矢じりこそついていなかったが、先端が尖っていた。
「これは……」
俺は管理人に目を向けた。
管理人は慌てた様子で言う。
「わ、私はこの矢を自分に出すようにと、アーグ様に!」
その言葉に、アーグは顔を上げる。
「……え? え?」
アーグも何が起きたか分からないといったような顔だった。
「と、飛びやすいから、それを頼んだだけで……確かに卑怯だとは思ったけど、先が尖っているなんて!」
慌てるアーグに、グロンが蔑むような顔で言う。
「うわあ……アーグ何やってるの? 宮中でこんな危ないもの、人に撃つなんて……」
「そ、そんな! そもそも、グロン様が私にこの矢を…ぐっ!?」
グロンはアーグの頭をぐりぐりと踏みつけた。
「子供の悪戯で済む問題じゃないんだよ。啖呵切って小便漏らした上に、卑怯な手使ってたなんて、もう生きる価値ないよ、お前」
憎しみのこもった声に、アーグは涙声で訴える。
「わ、私は……ぐっ!」
「早く謝罪しろ! 殿下に、皆に! さっさと詫びて自分で死ね! じゃないと、お前の家族も皆終わりだ!」
とても見てられなかった。
アーグは憎たらしかったが、まだ子供だ。それに、グロンが仕組んだのは明白だ。
俺はグロンに言う。
「グロン、よせ……アーグは矢を準備する段階で、間違えてしまったのだろう」
グロンは少し驚くような顔で俺を見た。
「なるほど……その可能性も、確かにありそうですね」
お前が仕組んだんだろう……
俺の大事な部下を傷つけようと、こんなふざけた真似を。
腹が立つ。
だが、ここでグロンをさらに怒らせれば、また何をしでかすか分からない。
俺は怒りを抑え、管理人に言った。
「……ともかく、調査が必要だ。

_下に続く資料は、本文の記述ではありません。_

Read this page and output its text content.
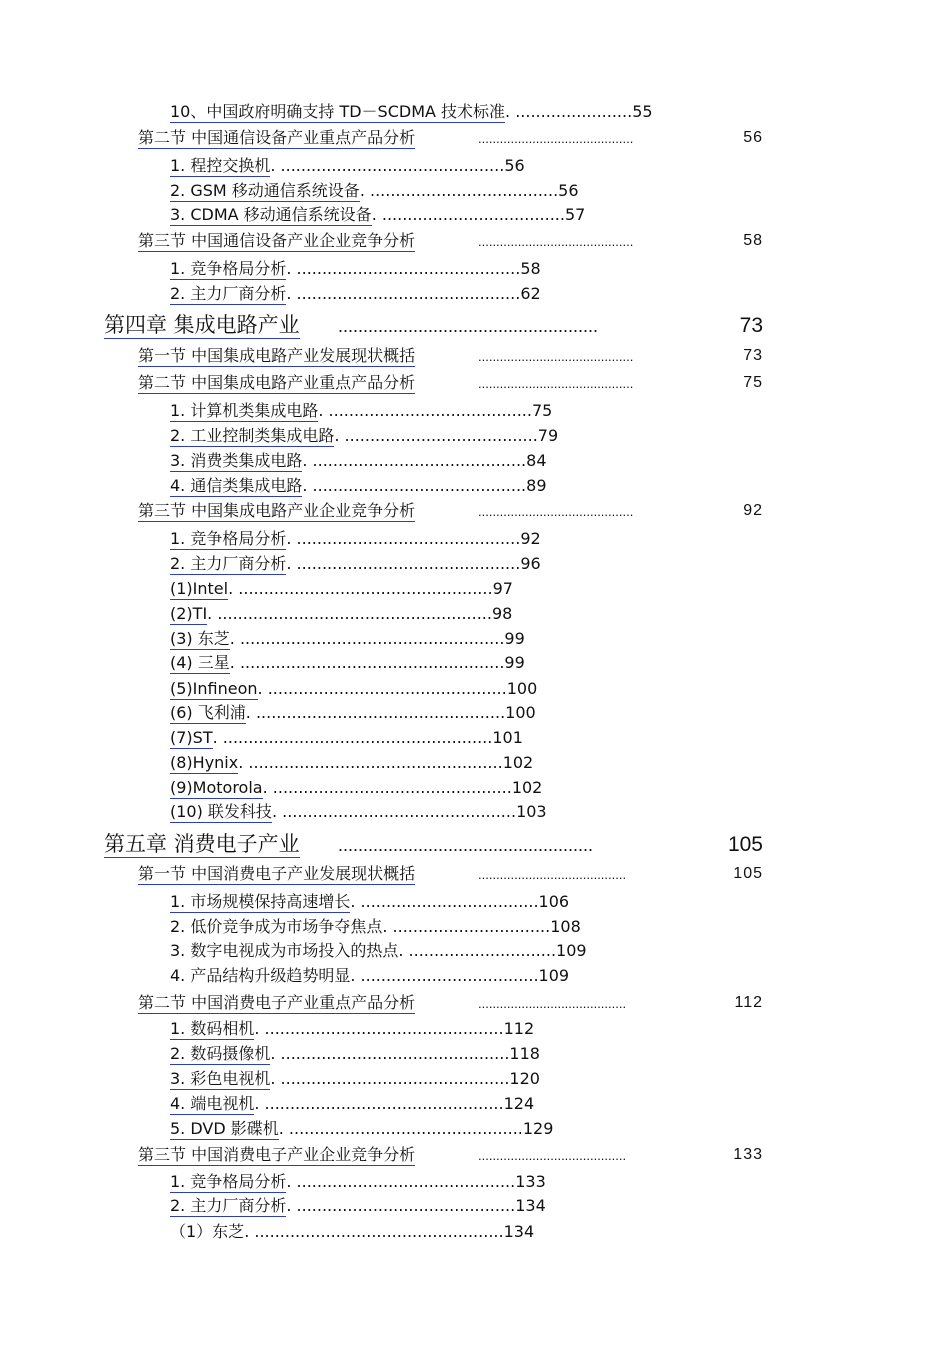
10、中国政府明确支持 TD－SCDMA 技术标准. .......................55
第二节 中国通信设备产业重点产品分析	...........................................	56
1. 程控交换机. ............................................56
2. GSM 移动通信系统设备. .....................................56
3. CDMA 移动通信系统设备. ....................................57
第三节 中国通信设备产业企业竞争分析	...........................................	58
1. 竞争格局分析. ............................................58
2. 主力厂商分析. ............................................62
第四章 集成电路产业 ....................................................	73
第一节 中国集成电路产业发展现状概括	...........................................	73
第二节 中国集成电路产业重点产品分析	...........................................	75
1. 计算机类集成电路. ........................................75
2. 工业控制类集成电路. ......................................79
3. 消费类集成电路. ..........................................84
4. 通信类集成电路. ..........................................89
第三节 中国集成电路产业企业竞争分析	...........................................	92
1. 竞争格局分析. ............................................92
2. 主力厂商分析. ............................................96
(1)Intel. ..................................................97
(2)TI. ......................................................98
(3) 东芝. ....................................................99
(4) 三星. ....................................................99
(5)Infineon. ...............................................100
(6) 飞利浦. .................................................100
(7)ST. .....................................................101
(8)Hynix. ..................................................102
(9)Motorola. ...............................................102
(10) 联发科技. ..............................................103
第五章 消费电子产业 ...................................................	105
第一节 中国消费电子产业发展现状概括	.........................................	105
1. 市场规模保持高速增长. ...................................106
2. 低价竞争成为市场争夺焦点. ...............................108
3. 数字电视成为市场投入的热点. .............................109
4. 产品结构升级趋势明显. ...................................109
第二节 中国消费电子产业重点产品分析	.........................................	112
1. 数码相机. ...............................................112
2. 数码摄像机. .............................................118
3. 彩色电视机. .............................................120
4. 端电视机. ...............................................124
5. DVD 影碟机. ..............................................129
第三节 中国消费电子产业企业竞争分析	.........................................	133
1. 竞争格局分析. ...........................................133
2. 主力厂商分析. ...........................................134
（1）东芝. .................................................134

本当に手違いか、誰が用意したのかにしろ、この場でアーグに責任を負わせるのは尚早だ。近衛兵に調査を命じてくれ」
「は、はい! ただちに!」
管理人はすぐに訓練場を後にする。
それを見たグロンは、アーグから足をどけた。
「殿下。私は失礼しますよ」
「構わない。だが、壺は良いのか? 陛下からいただいたんだろう?」
「ああ、壺……もともと、矢の的にしようと思っていたのでお気になさらず」
「皇帝からの壺を、か。大した話だ……偽物なんだろう?」
「本物ですよ……さぞかし、いい音が鳴ると思いましたので」
グロンはそう言い残して、ここから去っていくのだった。